Diagonalization of Covariance Matrix in Simultaneous Localization and Mapping of Mobile Robot

  • Maziatun Mohamad Mazlan
  • Nur Aqilah OthmanEmail author
  • Hamzah Ahmad
Conference paper
Part of the Lecture Notes in Electrical Engineering book series (LNEE, volume 538)


The purpose of this study is to analyze the effects of covariance state update by means of modified algorithm of diagonal matrix using eigenvalue, and diagonalization function in MATLAB on the computational cost of extended Kalman filter based Simultaneous Localization and Mapping (SLAM). The multiplications of the covariance matrix with other parameters increase its dimension, which is twice the number of landmarks and might result in erroneous estimation. This motivates this study in searching for ways to reduce the computational cost of the covariance matrix without minimizing the accuracy of the state estimation using eigenvalue method.

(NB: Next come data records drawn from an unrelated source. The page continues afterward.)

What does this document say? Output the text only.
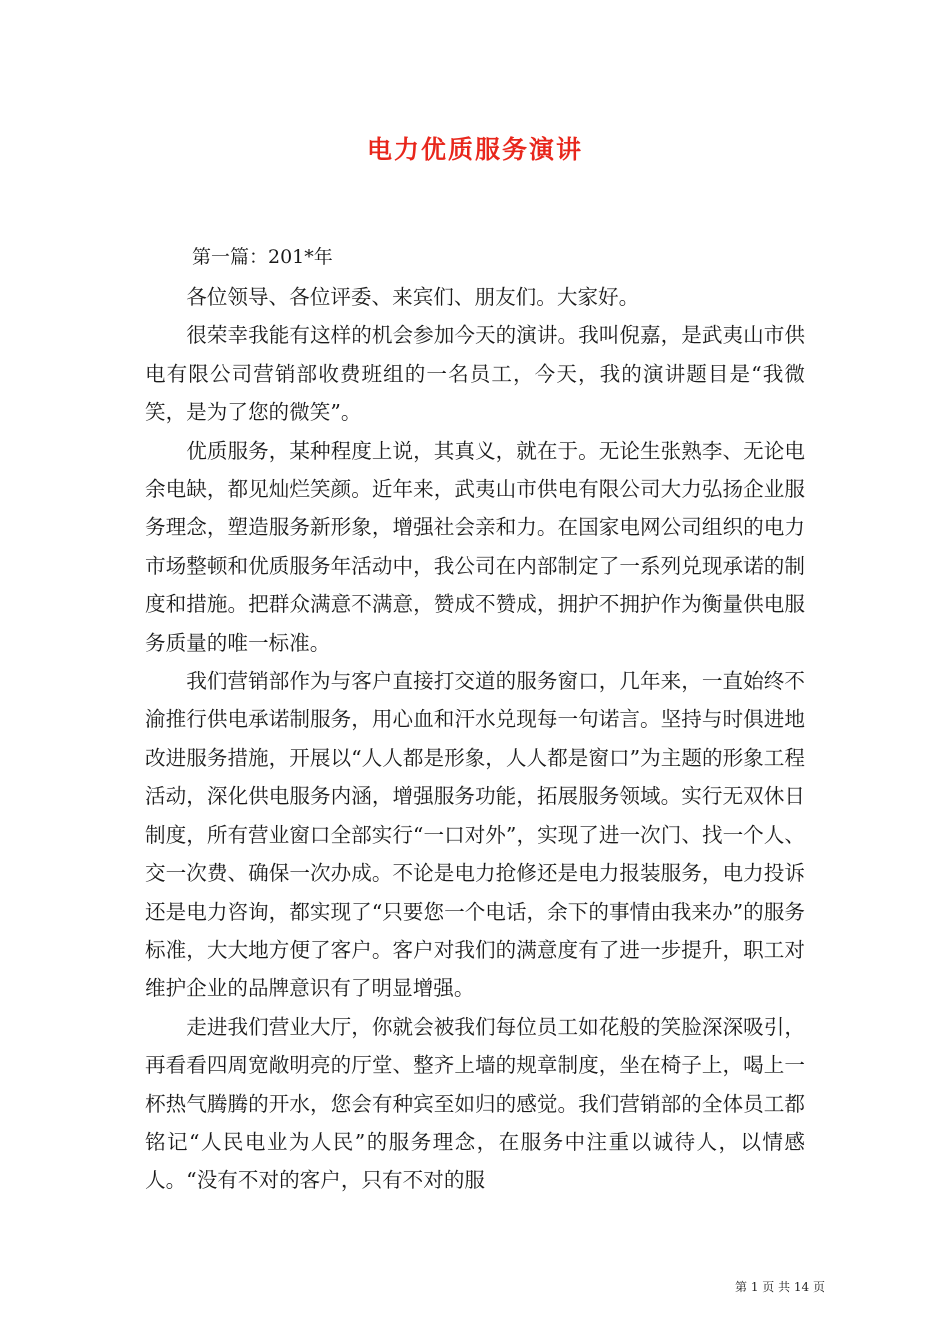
电力优质服务演讲

第一篇：201*年

各位领导、各位评委、来宾们、朋友们。大家好。

很荣幸我能有这样的机会参加今天的演讲。我叫倪嘉，是武夷山市供电有限公司营销部收费班组的一名员工，今天，我的演讲题目是“我微笑，是为了您的微笑”。

优质服务，某种程度上说，其真义，就在于。无论生张熟李、无论电余电缺，都见灿烂笑颜。近年来，武夷山市供电有限公司大力弘扬企业服务理念，塑造服务新形象，增强社会亲和力。在国家电网公司组织的电力市场整顿和优质服务年活动中，我公司在内部制定了一系列兑现承诺的制度和措施。把群众满意不满意，赞成不赞成，拥护不拥护作为衡量供电服务质量的唯一标准。

我们营销部作为与客户直接打交道的服务窗口，几年来，一直始终不渝推行供电承诺制服务，用心血和汗水兑现每一句诺言。坚持与时俱进地改进服务措施，开展以“人人都是形象，人人都是窗口”为主题的形象工程活动，深化供电服务内涵，增强服务功能，拓展服务领域。实行无双休日制度，所有营业窗口全部实行“一口对外”，实现了进一次门、找一个人、交一次费、确保一次办成。不论是电力抢修还是电力报装服务，电力投诉还是电力咨询，都实现了“只要您一个电话，余下的事情由我来办”的服务标准，大大地方便了客户。客户对我们的满意度有了进一步提升，职工对维护企业的品牌意识有了明显增强。

走进我们营业大厅，你就会被我们每位员工如花般的笑脸深深吸引，再看看四周宽敞明亮的厅堂、整齐上墙的规章制度，坐在椅子上，喝上一杯热气腾腾的开水，您会有种宾至如归的感觉。我们营销部的全体员工都铭记“人民电业为人民”的服务理念，在服务中注重以诚待人，以情感人。“没有不对的客户，只有不对的服

第 1 页 共 14 页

The matrix diagonalization strategy which is applied to the covariance matrix in EKF-based SLAM must be examined to simplify the multiplication procedure. Therefore, improvement is needed to find better diagonalization method. Simulation results demonstrate that MATLAB’s built-in diagonalization function can reduce the computational cost.


Covariance Diagonalization Eigenvalue Extended Kalman filter Localization 



This study was supported by the Universiti Malaysia Pahang (UMP) internal grant RDU170369.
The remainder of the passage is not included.